Fig. 1: Training artificial agents to track dynamic odour plumes with DRL.

a, A schematic of a flying insect performing a plume tracking task, showing upwind surge, cross-wind cast and U-turn behaviours. In this work, we model the spatial scale (dashed rectangle) where the insect can use only olfactory and mechanosensory wind sensing cues for plume tracking. b, The plume simulator models stochastic emission of odour packets from a source carried by wind. Odour packets are subject to advection by wind, random cross-wind perturbation and radial diffusion. c, An example of a plume simulation where the wind direction changed several times. The centreline of the plume is in red. d, A schematic of how the artificial agent interacts with the environment at each time step. The plume simulator model of the environment determines the sensory information x (egocentric wind-direction vector and local odour concentration) available to the agent and the rewards used in training. The agent navigates within the environment with actions a (turn direction and magnitude of movement). e, Agents are modelled as neural networks and trained by DRL. An RNN generates an internal state representation h from sensory observations, followed by parallel actor and critic heads that implement the agent’s control policy and predict the state values, respectively.

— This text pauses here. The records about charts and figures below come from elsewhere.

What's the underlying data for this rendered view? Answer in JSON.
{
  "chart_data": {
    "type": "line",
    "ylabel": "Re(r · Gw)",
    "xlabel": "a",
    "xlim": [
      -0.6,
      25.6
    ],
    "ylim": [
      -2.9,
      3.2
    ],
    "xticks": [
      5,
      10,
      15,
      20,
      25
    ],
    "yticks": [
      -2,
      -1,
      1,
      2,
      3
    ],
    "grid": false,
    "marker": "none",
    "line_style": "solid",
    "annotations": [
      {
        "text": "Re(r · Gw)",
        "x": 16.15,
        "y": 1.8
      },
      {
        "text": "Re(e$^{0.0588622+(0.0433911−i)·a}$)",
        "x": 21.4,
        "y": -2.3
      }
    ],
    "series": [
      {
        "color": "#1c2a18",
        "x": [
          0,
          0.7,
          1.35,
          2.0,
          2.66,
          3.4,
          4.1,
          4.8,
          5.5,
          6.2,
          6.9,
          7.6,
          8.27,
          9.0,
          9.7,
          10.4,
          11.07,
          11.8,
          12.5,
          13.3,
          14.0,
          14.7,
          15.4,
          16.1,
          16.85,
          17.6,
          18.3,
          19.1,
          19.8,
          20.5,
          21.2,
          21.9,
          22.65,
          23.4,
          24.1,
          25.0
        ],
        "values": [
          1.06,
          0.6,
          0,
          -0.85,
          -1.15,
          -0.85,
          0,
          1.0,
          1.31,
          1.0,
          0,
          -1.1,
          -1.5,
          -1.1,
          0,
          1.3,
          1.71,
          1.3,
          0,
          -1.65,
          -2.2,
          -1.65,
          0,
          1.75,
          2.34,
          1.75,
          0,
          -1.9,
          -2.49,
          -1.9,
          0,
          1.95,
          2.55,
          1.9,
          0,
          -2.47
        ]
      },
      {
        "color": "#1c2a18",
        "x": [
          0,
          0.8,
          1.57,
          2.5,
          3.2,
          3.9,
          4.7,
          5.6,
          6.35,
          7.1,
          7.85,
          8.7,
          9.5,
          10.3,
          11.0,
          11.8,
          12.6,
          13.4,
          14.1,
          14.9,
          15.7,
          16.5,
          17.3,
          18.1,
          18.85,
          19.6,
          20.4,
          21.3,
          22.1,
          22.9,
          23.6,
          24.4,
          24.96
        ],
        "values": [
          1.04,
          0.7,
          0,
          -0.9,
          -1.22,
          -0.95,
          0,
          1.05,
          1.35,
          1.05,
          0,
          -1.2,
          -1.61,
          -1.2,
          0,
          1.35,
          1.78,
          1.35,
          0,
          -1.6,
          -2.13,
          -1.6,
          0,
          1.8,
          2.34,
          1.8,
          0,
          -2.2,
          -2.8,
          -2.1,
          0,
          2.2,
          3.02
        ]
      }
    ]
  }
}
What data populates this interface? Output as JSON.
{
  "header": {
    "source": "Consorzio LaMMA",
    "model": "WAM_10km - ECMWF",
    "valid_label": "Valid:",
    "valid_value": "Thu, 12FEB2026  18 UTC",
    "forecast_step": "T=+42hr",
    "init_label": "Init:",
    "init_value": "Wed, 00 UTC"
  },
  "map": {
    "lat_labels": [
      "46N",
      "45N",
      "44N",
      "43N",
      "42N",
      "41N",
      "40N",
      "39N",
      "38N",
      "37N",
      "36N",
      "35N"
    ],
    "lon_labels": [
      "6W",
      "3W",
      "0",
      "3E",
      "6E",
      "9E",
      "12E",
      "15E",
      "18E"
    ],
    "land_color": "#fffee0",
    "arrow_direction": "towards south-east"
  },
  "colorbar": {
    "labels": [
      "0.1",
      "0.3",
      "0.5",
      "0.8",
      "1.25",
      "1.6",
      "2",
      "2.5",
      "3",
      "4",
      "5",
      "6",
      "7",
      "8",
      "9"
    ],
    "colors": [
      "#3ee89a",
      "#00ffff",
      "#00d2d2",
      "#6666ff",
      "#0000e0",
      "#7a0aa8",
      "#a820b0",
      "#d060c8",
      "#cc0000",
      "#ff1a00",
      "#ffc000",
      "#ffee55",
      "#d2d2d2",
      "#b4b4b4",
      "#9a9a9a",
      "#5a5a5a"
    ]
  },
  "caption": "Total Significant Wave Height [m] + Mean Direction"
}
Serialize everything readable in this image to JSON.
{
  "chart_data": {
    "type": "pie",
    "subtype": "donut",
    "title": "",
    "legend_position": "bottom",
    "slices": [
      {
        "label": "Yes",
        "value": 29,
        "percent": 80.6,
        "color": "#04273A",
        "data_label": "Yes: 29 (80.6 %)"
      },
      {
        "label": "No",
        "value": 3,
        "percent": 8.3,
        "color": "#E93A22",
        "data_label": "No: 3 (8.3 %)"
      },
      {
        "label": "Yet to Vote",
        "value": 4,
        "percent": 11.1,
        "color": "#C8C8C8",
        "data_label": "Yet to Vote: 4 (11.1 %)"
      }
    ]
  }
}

The actor and critic heads are two-layer, feedforward MLP networks. f, A schematic to illustrate an agent’s head direction and course direction and the wind direction, all measured with respect to the ground and anticlockwise from the x axis. Course direction is the direction in which the agent actually moves, accounting for the effect of the wind on the agent’s intended direction of movement (head direction). Egocentric wind direction is the direction of the wind as sensed by the agent. Panels a,f adapted with permission from ref. ⁹⁸ under a Creative Commons licence CC BY 4.0. Panel a inspired by a figure in Baker et al.³.